This preceding code looks correct, but it contains several serious issues. If the write function returns an error or writes less data than requested (and this is correct behavior), the AppendString function logs an error and returns. However, if it forgets to close the file descriptor, it leaks. Over time, more and more file descriptors leak and at some point, the program reaches the limit of open file descriptors, making all calls to the open function fail.

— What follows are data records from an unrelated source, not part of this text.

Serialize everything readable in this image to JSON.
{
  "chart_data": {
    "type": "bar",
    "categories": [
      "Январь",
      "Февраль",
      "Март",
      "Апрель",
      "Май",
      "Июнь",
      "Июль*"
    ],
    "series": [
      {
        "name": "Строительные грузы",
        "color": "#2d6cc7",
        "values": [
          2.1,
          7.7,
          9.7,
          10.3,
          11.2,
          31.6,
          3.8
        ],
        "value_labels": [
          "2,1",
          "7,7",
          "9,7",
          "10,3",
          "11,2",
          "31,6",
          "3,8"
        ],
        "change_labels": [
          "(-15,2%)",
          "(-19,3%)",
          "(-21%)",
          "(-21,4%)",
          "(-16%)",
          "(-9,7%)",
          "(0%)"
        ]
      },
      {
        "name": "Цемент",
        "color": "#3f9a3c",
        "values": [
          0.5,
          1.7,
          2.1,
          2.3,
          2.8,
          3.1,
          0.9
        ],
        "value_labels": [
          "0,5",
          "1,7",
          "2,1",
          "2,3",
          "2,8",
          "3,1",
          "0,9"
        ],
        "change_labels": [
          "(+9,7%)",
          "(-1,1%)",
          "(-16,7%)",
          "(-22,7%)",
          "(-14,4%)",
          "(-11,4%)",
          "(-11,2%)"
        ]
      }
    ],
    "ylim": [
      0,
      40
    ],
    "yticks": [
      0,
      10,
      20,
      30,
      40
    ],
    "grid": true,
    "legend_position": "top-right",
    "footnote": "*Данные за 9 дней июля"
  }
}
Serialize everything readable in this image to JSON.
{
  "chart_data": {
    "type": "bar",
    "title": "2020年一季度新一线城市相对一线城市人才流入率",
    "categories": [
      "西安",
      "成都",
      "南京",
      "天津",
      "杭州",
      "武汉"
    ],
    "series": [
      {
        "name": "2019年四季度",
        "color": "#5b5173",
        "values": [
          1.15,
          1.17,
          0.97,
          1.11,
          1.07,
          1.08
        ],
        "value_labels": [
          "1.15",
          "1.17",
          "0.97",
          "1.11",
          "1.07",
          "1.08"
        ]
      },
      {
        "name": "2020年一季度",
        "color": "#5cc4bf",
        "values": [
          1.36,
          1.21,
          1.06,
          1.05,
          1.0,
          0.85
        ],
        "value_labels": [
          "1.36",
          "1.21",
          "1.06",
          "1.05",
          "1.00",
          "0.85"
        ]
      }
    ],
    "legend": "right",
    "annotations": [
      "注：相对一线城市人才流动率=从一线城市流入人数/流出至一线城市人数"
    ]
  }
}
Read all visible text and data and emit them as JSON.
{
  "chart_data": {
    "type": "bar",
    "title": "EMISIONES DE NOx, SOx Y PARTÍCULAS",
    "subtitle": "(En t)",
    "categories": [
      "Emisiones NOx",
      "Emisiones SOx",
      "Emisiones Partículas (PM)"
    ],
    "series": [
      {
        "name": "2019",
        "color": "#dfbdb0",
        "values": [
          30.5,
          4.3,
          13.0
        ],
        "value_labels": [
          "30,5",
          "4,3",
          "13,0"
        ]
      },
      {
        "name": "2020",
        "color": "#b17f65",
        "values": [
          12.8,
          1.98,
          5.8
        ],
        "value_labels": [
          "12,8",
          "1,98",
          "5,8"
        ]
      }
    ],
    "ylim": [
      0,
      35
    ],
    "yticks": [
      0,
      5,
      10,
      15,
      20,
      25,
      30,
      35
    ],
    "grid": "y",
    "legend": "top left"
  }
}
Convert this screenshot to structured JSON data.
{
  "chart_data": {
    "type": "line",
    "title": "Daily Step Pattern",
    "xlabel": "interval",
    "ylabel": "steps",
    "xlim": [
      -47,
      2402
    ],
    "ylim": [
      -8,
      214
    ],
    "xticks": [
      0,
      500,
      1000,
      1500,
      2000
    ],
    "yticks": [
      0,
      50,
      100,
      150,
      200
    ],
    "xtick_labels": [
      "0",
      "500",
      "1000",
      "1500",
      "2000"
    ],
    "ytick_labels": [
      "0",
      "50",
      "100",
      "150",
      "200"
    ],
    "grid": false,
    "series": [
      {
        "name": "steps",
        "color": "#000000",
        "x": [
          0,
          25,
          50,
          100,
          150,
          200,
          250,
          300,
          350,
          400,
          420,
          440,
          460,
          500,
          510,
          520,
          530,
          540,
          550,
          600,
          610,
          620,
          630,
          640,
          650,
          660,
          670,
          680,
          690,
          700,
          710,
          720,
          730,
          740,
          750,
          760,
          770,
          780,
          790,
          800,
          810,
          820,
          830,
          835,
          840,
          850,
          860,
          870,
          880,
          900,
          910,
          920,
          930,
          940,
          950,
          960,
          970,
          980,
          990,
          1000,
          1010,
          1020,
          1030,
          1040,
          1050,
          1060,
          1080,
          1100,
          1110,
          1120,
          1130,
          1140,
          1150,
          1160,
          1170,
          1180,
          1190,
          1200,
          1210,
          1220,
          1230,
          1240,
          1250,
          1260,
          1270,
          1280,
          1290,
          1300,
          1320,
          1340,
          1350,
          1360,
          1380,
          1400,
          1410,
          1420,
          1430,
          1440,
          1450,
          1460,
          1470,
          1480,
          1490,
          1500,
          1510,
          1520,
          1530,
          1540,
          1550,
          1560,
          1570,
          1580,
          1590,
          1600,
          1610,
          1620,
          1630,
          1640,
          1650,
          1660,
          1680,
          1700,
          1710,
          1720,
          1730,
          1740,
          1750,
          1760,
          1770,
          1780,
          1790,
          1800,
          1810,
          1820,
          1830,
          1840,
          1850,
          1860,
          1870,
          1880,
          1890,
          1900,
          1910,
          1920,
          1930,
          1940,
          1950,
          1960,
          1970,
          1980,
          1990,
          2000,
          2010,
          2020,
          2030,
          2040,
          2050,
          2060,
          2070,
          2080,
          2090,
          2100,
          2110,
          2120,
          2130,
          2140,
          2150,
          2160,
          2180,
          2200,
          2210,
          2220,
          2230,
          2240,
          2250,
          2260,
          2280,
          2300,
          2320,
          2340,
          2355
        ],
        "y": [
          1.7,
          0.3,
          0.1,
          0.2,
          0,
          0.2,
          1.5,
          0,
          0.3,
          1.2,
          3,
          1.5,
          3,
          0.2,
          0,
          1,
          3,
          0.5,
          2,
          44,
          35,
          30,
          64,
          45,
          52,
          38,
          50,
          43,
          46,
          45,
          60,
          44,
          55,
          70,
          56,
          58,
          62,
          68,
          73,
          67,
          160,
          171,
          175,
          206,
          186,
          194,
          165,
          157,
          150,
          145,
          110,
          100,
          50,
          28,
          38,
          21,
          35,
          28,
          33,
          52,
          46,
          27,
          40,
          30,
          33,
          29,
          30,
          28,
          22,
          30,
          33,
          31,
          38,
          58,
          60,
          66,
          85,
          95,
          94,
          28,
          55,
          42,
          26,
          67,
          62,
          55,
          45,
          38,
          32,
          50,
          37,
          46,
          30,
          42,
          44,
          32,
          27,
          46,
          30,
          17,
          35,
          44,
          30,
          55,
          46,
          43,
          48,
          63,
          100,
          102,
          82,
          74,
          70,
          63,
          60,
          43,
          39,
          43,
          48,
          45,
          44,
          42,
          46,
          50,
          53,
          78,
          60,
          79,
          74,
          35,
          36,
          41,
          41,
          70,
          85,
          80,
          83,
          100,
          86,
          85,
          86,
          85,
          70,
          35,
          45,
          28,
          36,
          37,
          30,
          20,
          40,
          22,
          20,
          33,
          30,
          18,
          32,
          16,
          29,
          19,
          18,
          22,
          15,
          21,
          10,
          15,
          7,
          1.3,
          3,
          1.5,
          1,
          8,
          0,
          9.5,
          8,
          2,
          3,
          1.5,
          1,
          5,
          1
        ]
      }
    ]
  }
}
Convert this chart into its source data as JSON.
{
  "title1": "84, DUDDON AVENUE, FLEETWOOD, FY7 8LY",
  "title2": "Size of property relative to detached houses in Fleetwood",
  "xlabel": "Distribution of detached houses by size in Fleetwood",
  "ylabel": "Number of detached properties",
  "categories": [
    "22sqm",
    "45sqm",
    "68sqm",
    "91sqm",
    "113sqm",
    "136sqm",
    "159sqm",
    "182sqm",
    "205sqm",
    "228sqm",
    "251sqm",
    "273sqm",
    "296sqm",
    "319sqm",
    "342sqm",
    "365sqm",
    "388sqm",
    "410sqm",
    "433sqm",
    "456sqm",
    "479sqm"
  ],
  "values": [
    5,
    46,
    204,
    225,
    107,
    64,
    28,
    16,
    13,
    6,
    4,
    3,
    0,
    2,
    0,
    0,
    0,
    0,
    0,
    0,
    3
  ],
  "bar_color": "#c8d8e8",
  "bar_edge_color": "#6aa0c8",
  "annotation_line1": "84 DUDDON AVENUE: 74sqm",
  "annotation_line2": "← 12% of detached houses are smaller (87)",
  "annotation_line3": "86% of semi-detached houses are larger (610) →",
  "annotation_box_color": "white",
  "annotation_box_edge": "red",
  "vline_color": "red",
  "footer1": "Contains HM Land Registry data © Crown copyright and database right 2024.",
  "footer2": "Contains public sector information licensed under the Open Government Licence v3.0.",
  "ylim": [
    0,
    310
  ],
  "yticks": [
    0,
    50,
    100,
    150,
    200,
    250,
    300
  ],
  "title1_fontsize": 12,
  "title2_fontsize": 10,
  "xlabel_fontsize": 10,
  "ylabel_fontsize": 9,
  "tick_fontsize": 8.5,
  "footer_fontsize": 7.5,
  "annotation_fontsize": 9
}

C++ provides a powerful programming idiom that prevents resource leakage: RAII. A resource is allocated in an object constructor and deallocated in the object destructor. This means that the resource is only held while the object is alive. It is automatically freed when the object is destroyed:

#include <fstream>

void AppendString(const std::string& str) {

std::ofstream output("test.txt", std::ofstream::app);

if (!output.is_open()){

throw std::runtime_error("Can't open file");

}

output << str;

}

Note that this function does not call close explicitly. The file is closed in the destructor of the output object, which is automatically invoked when the AppendString function returns.

Exceptions

Traditionally, C developers handled errors using error codes. This approach requires lots of attention from the coders and is a constant source of hard-to-find bugs in C programs. It is too easy to omit or overlook missing check-for-a-return code, masking the error:

#include <stdio.h>

#include <unistd.h>

#include <fcntl.h>

#include <iostream>

#include <fstream>

char read_last_byte(const char* filename) {

char result = 0;

int fd = open(filename, O_RDONLY);

if (fd < 0) {

printf("Can't open file\n");

return -1;

}

lseek(fd, -1, SEEK_END);

size_t s = read(fd, &result, sizeof(result));

if (s != sizeof(result)) {

printf("Can't read from file: %lu\n", s);

close(fd);

return -1;

}

close(fd);

return result;

}

The preceding code has at least two issues related to error handling. First, the result of the lseek function call is not checked. If lseek returns an error, the function will work incorrectly. The second issue is more subtle, yet more important and harder to fix. The read_last_byte function returns -1 to indicate an error, but it is also a valid value of a byte. It is not possible to distinguish whether the last byte of a file is 0xFF or whether the function encountered an error. To correctly handle this case, the function interface should be redefined as follows:

int read_last_byte(const char* filename, char* result);

The function returns -1 in the case of an error and 0 otherwise. The result is stored in a char variable passed by reference. Although this interface is correct, it is not as convenient for developers as the original one.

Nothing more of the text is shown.